Large Language Models (LLMs) deliver state-of-the-art capabilities across numerous tasks, but their immense size and inference costs pose significant computational challenges for practical deployment. While structured pruning offers a promising avenue for model compression, existing methods often struggle with the detrimental effects of aggressive, simultaneous width and depth reductions, leading to substantial performance degradation. This paper argues that a critical, often overlooked, aspect in making such aggressive joint pruning viable is the strategic re-initialization and adjustment of remaining weights to improve the model post-pruning training accuracies. We introduce Pangu Light, a framework for LLM acceleration centered around structured pruning coupled with novel weight re-initialization techniques designed to address this ``missing piece''. Our framework systematically targets multiple axes, including model width, depth, attention heads, and RMSNorm, with its effectiveness rooted in novel re-initialization methods like Cross-Layer Attention Pruning (CLAP) and Stabilized LayerNorm Pruning (SLNP) that mitigate performance drops by providing the network a better training starting point. Further enhancing efficiency, Pangu Light incorporates specialized optimizations such as absorbing Post-RMSNorm computations and tailors its strategies to Ascend NPU characteristics. The Pangu Light models consistently exhibit a superior accuracy-efficiency trade-off, outperforming prominent baseline pruning methods like Nemotron and established LLMs like Qwen3 series. For instance, on Ascend NPUs, Pangu Light-32B's 81.6 average score and 2585 tokens/s throughput exceed Qwen3-32B's 80.9 average score and 2225 tokens/s.

Figures (3)

• Figure 1: Conceptual overview of the Pangu Light methodology, illustrating its integrated approach that combines importance-based structural pruning with novel weight re-initialization strategies (a)(b) and specialized normalization layer optimization (c).

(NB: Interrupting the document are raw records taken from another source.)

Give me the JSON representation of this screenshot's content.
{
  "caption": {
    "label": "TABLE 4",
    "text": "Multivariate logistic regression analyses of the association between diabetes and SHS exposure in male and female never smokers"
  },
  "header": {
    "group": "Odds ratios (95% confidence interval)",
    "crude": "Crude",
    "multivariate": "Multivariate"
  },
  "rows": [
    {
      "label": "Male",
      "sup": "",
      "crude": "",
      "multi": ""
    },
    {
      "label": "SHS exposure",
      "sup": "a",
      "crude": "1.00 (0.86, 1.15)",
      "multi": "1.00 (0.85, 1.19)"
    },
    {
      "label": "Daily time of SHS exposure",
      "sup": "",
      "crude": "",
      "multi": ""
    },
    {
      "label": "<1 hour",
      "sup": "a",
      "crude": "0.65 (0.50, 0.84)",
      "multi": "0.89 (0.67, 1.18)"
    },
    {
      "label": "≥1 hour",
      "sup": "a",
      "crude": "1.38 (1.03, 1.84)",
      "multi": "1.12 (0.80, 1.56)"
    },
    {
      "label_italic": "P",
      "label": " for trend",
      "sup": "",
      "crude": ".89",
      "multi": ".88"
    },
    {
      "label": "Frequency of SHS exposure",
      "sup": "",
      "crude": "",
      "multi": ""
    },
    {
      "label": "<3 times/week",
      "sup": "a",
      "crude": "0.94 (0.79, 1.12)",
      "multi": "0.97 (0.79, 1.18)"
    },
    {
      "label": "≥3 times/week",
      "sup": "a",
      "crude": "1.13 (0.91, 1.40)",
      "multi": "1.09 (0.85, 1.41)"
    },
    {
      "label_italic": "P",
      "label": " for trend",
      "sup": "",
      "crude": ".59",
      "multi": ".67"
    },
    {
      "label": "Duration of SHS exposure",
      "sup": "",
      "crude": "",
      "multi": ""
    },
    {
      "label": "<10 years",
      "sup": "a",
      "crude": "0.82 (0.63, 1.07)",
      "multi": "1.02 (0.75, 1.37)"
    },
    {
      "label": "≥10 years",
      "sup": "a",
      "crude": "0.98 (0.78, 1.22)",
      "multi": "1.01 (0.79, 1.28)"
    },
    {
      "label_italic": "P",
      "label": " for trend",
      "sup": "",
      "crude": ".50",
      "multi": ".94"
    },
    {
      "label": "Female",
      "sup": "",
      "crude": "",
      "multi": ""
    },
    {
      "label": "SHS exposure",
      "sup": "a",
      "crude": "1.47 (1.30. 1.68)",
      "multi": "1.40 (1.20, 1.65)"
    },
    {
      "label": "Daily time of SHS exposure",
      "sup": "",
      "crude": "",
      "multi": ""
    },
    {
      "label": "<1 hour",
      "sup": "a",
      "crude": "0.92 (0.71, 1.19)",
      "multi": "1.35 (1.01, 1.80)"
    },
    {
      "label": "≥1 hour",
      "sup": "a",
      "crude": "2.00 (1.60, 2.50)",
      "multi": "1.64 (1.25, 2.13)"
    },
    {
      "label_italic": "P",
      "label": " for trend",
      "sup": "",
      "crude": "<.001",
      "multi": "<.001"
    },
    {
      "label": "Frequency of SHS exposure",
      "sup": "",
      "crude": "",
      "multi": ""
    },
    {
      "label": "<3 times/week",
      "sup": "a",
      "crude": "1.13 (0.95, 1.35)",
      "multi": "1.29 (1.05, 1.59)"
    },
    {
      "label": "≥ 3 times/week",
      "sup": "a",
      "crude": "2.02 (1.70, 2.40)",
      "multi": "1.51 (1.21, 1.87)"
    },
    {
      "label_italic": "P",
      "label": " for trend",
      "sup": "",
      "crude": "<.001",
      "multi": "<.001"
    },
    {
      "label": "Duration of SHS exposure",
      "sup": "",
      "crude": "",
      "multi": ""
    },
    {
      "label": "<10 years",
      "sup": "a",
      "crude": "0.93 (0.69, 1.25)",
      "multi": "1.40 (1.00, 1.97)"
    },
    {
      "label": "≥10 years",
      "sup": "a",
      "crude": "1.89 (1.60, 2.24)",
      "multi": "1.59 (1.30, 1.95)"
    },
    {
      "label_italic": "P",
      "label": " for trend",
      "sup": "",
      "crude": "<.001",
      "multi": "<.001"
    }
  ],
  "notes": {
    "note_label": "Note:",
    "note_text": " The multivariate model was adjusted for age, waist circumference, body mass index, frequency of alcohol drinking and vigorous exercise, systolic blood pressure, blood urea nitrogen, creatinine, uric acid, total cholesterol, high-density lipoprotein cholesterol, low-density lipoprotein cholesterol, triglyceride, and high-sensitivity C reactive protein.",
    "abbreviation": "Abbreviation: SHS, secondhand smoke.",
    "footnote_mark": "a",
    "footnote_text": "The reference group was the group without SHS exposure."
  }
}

• Figure 2: Performance ratio with respect to pruning ratio and acceleration ratio, illustrating the accuracy-efficiency trade-off. The Pangu Light series exhibits a more favorable curve than those of both the Qwen3 qwen3 series and the PUZZLE bercovich2024puzzle framework.
• Figure 3: Distribution of the Sandwich-Norm's affine scale parameters $\boldsymbol{\gamma}$ before and after pruning. Statistics, specifically mean and standard deviation, are shown for retained components within each relevant layer. The consistent distributions post-pruning, particularly after applying activation-based channel pruning with Stabilized LayerNorm Pruning (SLNP), indicate the stability of our method in preserving learned parameter characteristics.